What are your visions or plans for further development and integration of AI in cancer diagnosis and prognosis?
Ultimately, what would be great is to have a tool, more like a pan-AI tool, not just focused on prostate cancer or bladder cancer or gastric cancer, but this becomes an app on your monitor just like Microsoft Word or an email where, when it is launched, [we] can see a heat map of where the cancer is, how much of the cancer there is, and start to create very powerful signatures of the patient's outcomes, looking at the whole patient, not just their prostate, and get a more integrated view of the patient with their genomics and blood tests. Ultimately, many of the many data points that we collect in medicine are in silos. They are in different systems, and the goal will be [to see] if AI can help us bring this information together to know exactly what is going on with these patients. Even though 2 patients have the same disease, their cancer is very different, even though it looks the same. So, can we go beyond just a very superficial diagnosis and grading by AI, but create a more comprehensive, predictive profile of their disease or their cancer and make it so it is precision pathology? My vision is to create precision pathology for every patient using these tools.
How do you see this technology contributing to personalized medicine and tailoring treatment plans for individual patients?
Just like I mentioned, there are many patients whose prostate cancer looks the same, but they are very different in their outcomes [and] how the cancer progresses. There are other factors in the cancer, the tumor microenvironment, or the patient's demographics, or their family history. Through building the AI tools, which are predictive and comprehensive, they can pinpoint which patient will benefit from this therapy or not. We think about personalized medicine, but I think about precision. I think that precision diagnosis leads to precision medicine, and AI will help us get to the precise diagnosis and help us create a bridge from just a diagnosis to a more powerful profile of the patient.
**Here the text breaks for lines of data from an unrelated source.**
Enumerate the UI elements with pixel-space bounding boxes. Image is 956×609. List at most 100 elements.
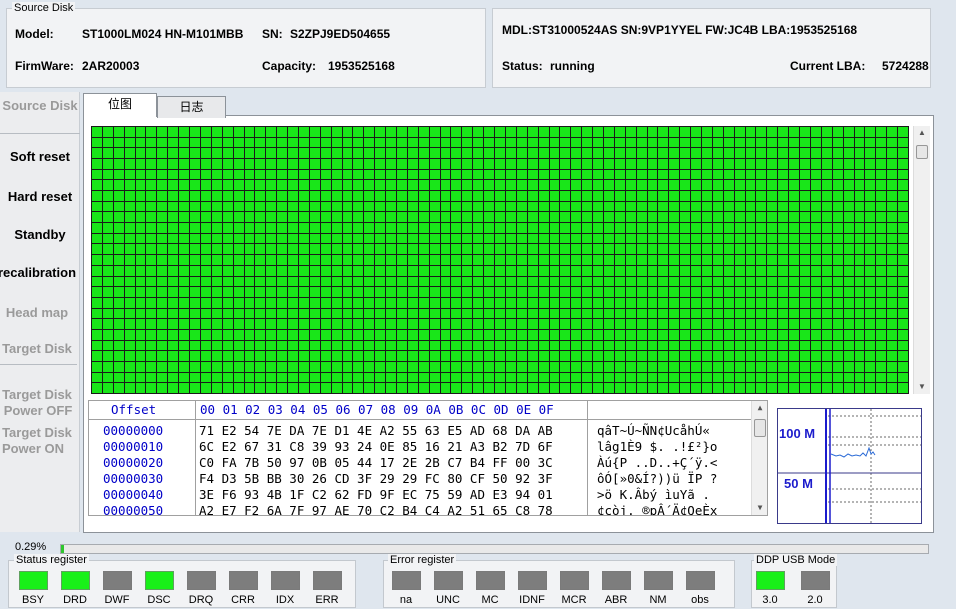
hard-reset-button[interactable]: Hard reset <box>0 189 80 204</box>
sector-block <box>527 223 538 233</box>
tab-bitmap[interactable]: 位图 <box>83 93 157 117</box>
sector-block <box>603 233 614 244</box>
target-power-off-button[interactable]: Target Disk Power OFF <box>0 387 80 419</box>
sector-block <box>113 308 124 319</box>
sector-block <box>277 180 288 191</box>
sector-block <box>473 159 484 169</box>
soft-reset-button[interactable]: Soft reset <box>0 149 80 164</box>
sector-block <box>680 244 691 255</box>
sector-block <box>582 329 593 340</box>
sector-block <box>266 233 277 244</box>
sector-block <box>832 201 843 212</box>
sector-block <box>288 372 298 383</box>
sector-block <box>593 340 603 351</box>
progress-label: 0.29% <box>15 541 47 553</box>
sector-block <box>734 233 745 244</box>
sector-block <box>309 383 320 393</box>
sector-block <box>375 191 386 201</box>
sector-block <box>723 276 734 287</box>
sector-block <box>375 127 386 137</box>
head-map-button[interactable]: Head map <box>0 305 77 320</box>
sector-block <box>516 191 527 201</box>
sector-block <box>277 297 288 308</box>
sector-block <box>582 127 593 137</box>
sector-block <box>179 223 190 233</box>
sector-block <box>876 361 887 372</box>
sector-block <box>549 308 560 319</box>
bitmap-scrollbar[interactable]: ▲ ▼ <box>913 126 930 394</box>
hex-scroll-up-icon[interactable]: ▲ <box>752 403 767 412</box>
sector-block <box>190 308 200 319</box>
sector-block <box>734 340 745 351</box>
sector-block <box>571 191 582 201</box>
graph-label-low: 50 M <box>784 476 813 491</box>
sector-block <box>854 361 865 372</box>
sidebar: Source Disk Soft reset Hard reset Standb… <box>0 92 80 532</box>
sector-block <box>298 233 309 244</box>
sector-block <box>407 169 418 180</box>
sector-block <box>353 276 364 287</box>
sector-block <box>342 127 353 137</box>
sector-block <box>810 233 821 244</box>
scroll-up-icon[interactable]: ▲ <box>914 128 930 137</box>
sector-block <box>222 329 233 340</box>
standby-button[interactable]: Standby <box>0 227 80 242</box>
tab-log[interactable]: 日志 <box>157 96 226 118</box>
sector-block <box>538 361 549 372</box>
target-power-on-button[interactable]: Target Disk Power ON <box>0 425 80 457</box>
sector-block <box>876 255 887 265</box>
sector-block <box>102 159 113 169</box>
sector-block <box>898 137 908 148</box>
scroll-down-icon[interactable]: ▼ <box>914 382 930 391</box>
sector-block <box>538 383 549 393</box>
sector-block <box>582 308 593 319</box>
sector-block <box>168 287 179 297</box>
error-unc-label: UNC <box>436 594 460 606</box>
sector-block <box>124 255 135 265</box>
sector-block <box>462 276 473 287</box>
sector-block <box>320 244 331 255</box>
sector-block <box>386 137 396 148</box>
sector-block <box>211 340 222 351</box>
sector-block <box>375 159 386 169</box>
sector-block <box>745 340 756 351</box>
hex-scrollbar[interactable]: ▲ ▼ <box>751 401 767 515</box>
sector-block <box>800 180 810 191</box>
sector-block <box>680 233 691 244</box>
sector-block <box>462 361 473 372</box>
sector-block <box>375 340 386 351</box>
sector-block <box>495 319 505 329</box>
hex-view[interactable]: Offset 00 01 02 03 04 05 06 07 08 09 0A … <box>88 400 768 516</box>
sector-block <box>320 212 331 223</box>
sector-block <box>473 244 484 255</box>
sector-block <box>190 191 200 201</box>
sector-block <box>876 265 887 276</box>
sector-block <box>124 372 135 383</box>
sector-block <box>342 308 353 319</box>
sector-block <box>484 191 495 201</box>
sector-block <box>386 191 396 201</box>
sector-block <box>658 329 669 340</box>
sector-block <box>168 308 179 319</box>
sector-block <box>233 361 244 372</box>
sector-block <box>157 223 168 233</box>
sector-block <box>843 340 854 351</box>
hex-scroll-down-icon[interactable]: ▼ <box>752 503 767 512</box>
recalibration-button[interactable]: recalibration <box>0 265 77 280</box>
sector-block <box>397 255 407 265</box>
sector-block <box>843 191 854 201</box>
sector-block <box>484 351 495 361</box>
sector-block <box>331 223 342 233</box>
sector-block <box>832 244 843 255</box>
sector-block <box>821 169 832 180</box>
sector-block <box>386 276 396 287</box>
bitmap-scroll-thumb[interactable] <box>916 145 928 159</box>
sector-block <box>429 137 440 148</box>
sector-block <box>342 372 353 383</box>
hex-scroll-thumb[interactable] <box>754 419 766 437</box>
sector-block <box>647 148 658 159</box>
sector-block <box>135 191 146 201</box>
sector-block <box>277 137 288 148</box>
sector-block <box>157 244 168 255</box>
sector-block <box>789 169 800 180</box>
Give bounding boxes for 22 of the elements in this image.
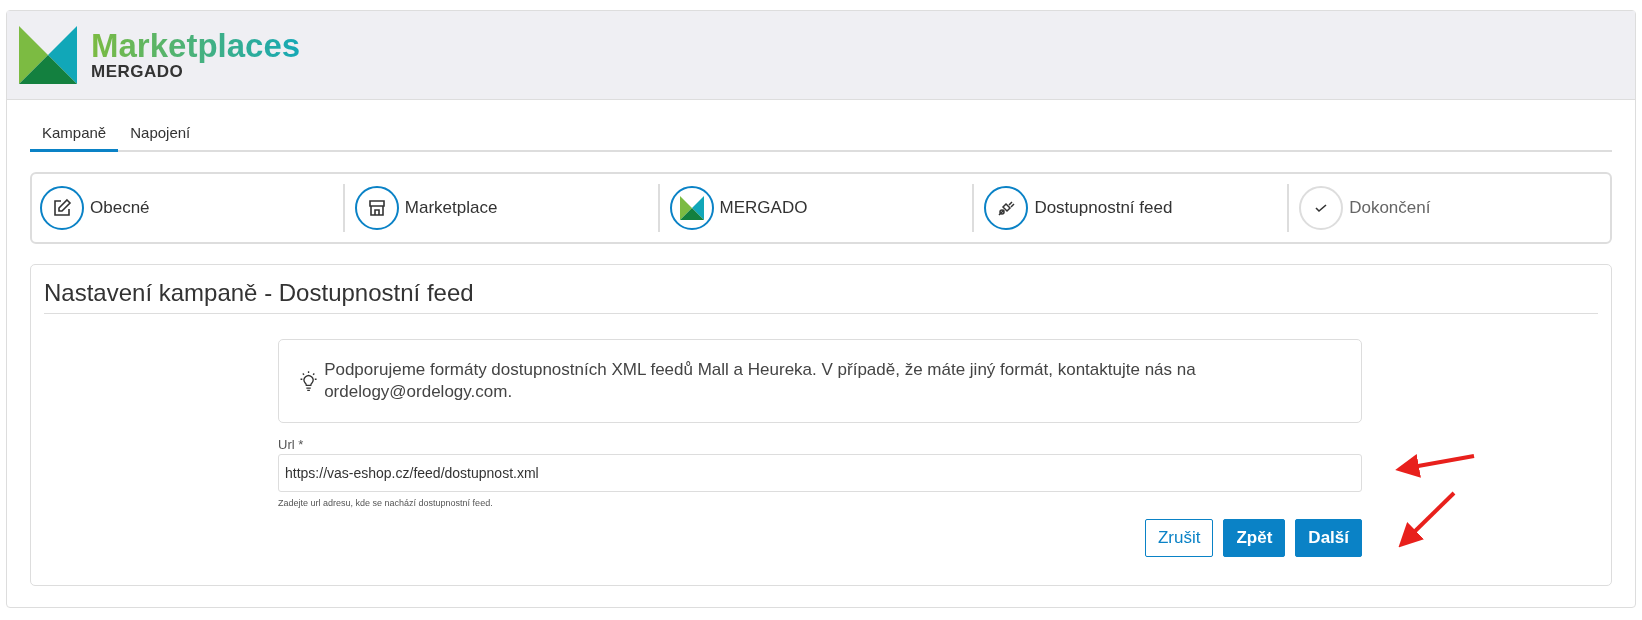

That is where I think this is headed toward, and I can start to see this. When I went to medical school and when I was a resident, I did not even think that we would come to a point where I would be looking at a monitor and at signatures of cancer and how they will respond to treatments. My role as a pathologist has evolved completely now because I am not somebody who is just making a diagnosis. I am part of the whole patient care team now, which will help oncologists get a better and more precise diagnosis for their patients, which will lead to a more precise treatment.
Do you foresee a future where AI could replace some of the roles the pathologist has in routine cancer diagnosis?
I think there are different types of algorithms. There are algorithms which are very quantitative. Some of those roles will be taken over by AI. I see that as a distinction between artificial intelligence and real intelligence. Real intelligence comes with context-based learning, experience, and lots of reviews and integration of data from multiple sources. AI algorithms are very limited. You design an algorithm to do a task. If I can build small algorithms and start taking away a lot of the manual tasks from the humans, they will have time to do other things, and they will help us to do better things. In summary, I think that is the journey that we need to take.